Tourner un film avec autant d’athlètes est un vrai challenge. On dépend des emplois du temps de chacun, de leurs engagements en coupe du monde, de leurs tournages de vidéos et…. de leurs blessures. Il faut aussi s’assurer de la disponibilité des cameramen (on est au moins deux, moi y compris, et jusqu’à cinq à certains moments du dernier tournage ). Sans parler de la météo. Parfois il fait beau, mais la neige n’est pas bonne. Donc au final, qu’un tournage se passe bien, c’est presque un miracle ! Alors on essaie toujours d’avoir des fenêtres de travail plus ou moins grandes. Et cette année, ça a été plus dur que les autres années. Pour la séquence avec les filles tout particulièrement. On avait deux semaines : il a plu durant la première et pendant la deuxième ça a été un mix de pluie, vent soleil. Résultat nous n’avons eu qu’un jour où il a neigé jusqu’à 6h du matin et on n’a pas eu le temps de damer tous les spots, ça n’a pas été évident pour les filles. Même problème en Suisse, où à la base on devait tourner un segment de freeride : impossible ! Après un mois d’attente, on a eu deux jours où la neige était à chier, limite dangereuse. On était un peu déçus, forcément.
Un film de ski, ça se travaille sur une année. En général, on commence à penser au concept en octobre, on réfléchit à ce qu’on veut mettre en avant, au choix des athlètes etc. Les premiers tournages commencent en décembre ou janvier, et finissent au mois de mai. Puis c’est le montage, que, le plus souvent, j’assure aussi, et enfin la post production à partir de juin pour livraison à la rentrée avec les avant-premières, les festivals.

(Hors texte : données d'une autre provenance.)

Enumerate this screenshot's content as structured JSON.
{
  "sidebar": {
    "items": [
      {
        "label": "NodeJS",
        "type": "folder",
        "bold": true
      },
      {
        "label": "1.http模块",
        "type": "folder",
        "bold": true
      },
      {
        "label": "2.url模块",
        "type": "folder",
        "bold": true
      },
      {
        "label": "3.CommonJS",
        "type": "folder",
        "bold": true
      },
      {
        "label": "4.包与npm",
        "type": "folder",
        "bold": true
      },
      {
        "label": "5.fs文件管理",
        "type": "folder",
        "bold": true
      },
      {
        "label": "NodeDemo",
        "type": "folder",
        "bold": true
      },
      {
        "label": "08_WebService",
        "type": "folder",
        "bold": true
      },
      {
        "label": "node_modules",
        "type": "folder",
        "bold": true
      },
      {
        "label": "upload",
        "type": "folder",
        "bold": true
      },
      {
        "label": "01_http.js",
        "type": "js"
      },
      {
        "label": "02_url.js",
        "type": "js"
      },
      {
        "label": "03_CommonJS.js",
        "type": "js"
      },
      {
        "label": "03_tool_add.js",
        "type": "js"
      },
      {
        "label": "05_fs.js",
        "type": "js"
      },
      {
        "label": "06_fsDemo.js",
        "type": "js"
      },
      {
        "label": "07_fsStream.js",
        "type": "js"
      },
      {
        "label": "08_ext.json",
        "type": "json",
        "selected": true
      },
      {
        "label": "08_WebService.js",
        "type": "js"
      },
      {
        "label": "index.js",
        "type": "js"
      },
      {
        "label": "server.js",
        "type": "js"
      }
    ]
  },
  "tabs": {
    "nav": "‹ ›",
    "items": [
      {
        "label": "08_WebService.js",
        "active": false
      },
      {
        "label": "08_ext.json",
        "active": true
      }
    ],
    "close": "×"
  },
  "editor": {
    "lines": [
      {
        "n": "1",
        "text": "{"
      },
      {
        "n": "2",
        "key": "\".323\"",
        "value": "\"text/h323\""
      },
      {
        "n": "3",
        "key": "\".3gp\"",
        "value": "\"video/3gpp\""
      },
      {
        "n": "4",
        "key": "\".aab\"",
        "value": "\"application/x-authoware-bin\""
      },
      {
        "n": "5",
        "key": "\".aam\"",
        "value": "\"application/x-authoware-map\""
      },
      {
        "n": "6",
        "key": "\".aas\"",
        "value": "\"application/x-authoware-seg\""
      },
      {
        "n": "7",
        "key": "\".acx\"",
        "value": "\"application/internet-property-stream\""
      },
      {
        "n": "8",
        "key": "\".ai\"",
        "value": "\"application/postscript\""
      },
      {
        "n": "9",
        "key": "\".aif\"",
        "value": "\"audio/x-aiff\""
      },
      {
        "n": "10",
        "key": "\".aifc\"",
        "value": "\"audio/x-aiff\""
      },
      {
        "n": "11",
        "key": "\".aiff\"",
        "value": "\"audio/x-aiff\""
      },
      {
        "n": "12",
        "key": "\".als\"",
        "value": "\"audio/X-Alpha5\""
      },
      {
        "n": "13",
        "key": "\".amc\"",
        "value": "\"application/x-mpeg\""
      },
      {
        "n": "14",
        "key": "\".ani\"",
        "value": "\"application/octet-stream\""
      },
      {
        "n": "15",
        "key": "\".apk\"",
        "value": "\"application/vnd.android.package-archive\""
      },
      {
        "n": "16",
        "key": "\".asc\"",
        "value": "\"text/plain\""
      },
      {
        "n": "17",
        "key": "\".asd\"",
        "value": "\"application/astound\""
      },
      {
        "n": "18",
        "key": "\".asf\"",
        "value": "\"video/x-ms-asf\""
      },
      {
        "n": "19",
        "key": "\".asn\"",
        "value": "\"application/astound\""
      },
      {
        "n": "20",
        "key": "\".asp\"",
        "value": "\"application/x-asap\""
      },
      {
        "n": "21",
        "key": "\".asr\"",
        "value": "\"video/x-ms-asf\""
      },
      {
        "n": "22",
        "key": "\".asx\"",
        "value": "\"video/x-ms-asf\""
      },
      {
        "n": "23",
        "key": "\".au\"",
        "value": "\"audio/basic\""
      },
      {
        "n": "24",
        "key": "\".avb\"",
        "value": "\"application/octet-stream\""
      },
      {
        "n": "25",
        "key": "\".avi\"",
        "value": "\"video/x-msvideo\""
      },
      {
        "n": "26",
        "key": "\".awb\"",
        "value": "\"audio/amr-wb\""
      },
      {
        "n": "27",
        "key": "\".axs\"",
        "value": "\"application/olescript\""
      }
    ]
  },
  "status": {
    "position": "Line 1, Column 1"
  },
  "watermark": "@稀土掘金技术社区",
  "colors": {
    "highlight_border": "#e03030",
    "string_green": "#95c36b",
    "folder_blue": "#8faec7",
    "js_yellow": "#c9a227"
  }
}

Comment fais-tu les repérages ?
A distance, on n’a pas le temps de le faire autrement. D’autant que faire un repérage un mois à l’avance ne veut plus dire grand-chose malheureusement. On check via les webcams, les locaux, on réserve un snowpark, on détermine là où on va tourner. Puis on affine au jour le jour. Aux US, on voulait tourner dans l’Utah, le Wyoming et le Montana et grosso modo on a pu le faire. Au Japon, ça a été un peu plus compliqué parfois car on était dans des vallées qui se réchauffaient plus vite que prévu, donc on a dû pas mal bouger.
L’idée, bien sûr, c’est d’aller dans des endroits où personne n’a filmé avant ou au moins de créer quelque chose de nouveau. J’ai envie par exemple de tourner en Russie, mais depuis deux ans, bien sûr, c’est compliqué. J’y ferais bien du street, dans une ville comme Moscou par exemple. Le Chili me tente, j’y suis déjà allé mais j’irais bien plus profond en Patagonie. En Alaska aussi, c’est la « Mecque », mais sans hélico ou avion, c’est compliqué et il faut des gens sur place, c’est tellement grand. Il y a beaucoup d’endroits aussi dans l’Himalaya, bien sûr.
Quelles sont tes sources d’inspiration ?
C’est un peu dur de te répondre, car des fois on ne s’en rend même pas compte, Je passe beaucoup de temps sur internet, pour voir des clips de 15 secondes comme des films de 30 minutes, là ou sur Netflix. Je pourrai être aussi inspiré par un film sur Instagram que par un long métrage racontant une histoire poignante. Je suis de plus en plus inspiré par les pubs, notamment celles de sports, c’est chouette ce qu’ils font maintenant. Dans un autre genre, un Jérôme Tanon (le réalisateur de Zabardast, ndlr) sait raconter une histoire et trouver ce qui va unir le core et le grand public. Il m’inspire, j’aimerais bien bosser avec lui.
Qu’est ce qui est le plus difficile dans un film de ski ?
Le vrai challenge, c’est ça justement : d’unifier le core et le gd public. Si tu fais du ski porn, le core va aimer, enfin dans la mesure où c’est bien filmé et où la musique est bonne, bien sûr, mais pas le grand public. Le but, c’est d’arriver à marier ces deux univers. Pour le premier, la recette est plus connue, alors que pour l’autre, c’est vachement plus difficile.
Comment as-tu vu évoluer ce genre au fil des ans ?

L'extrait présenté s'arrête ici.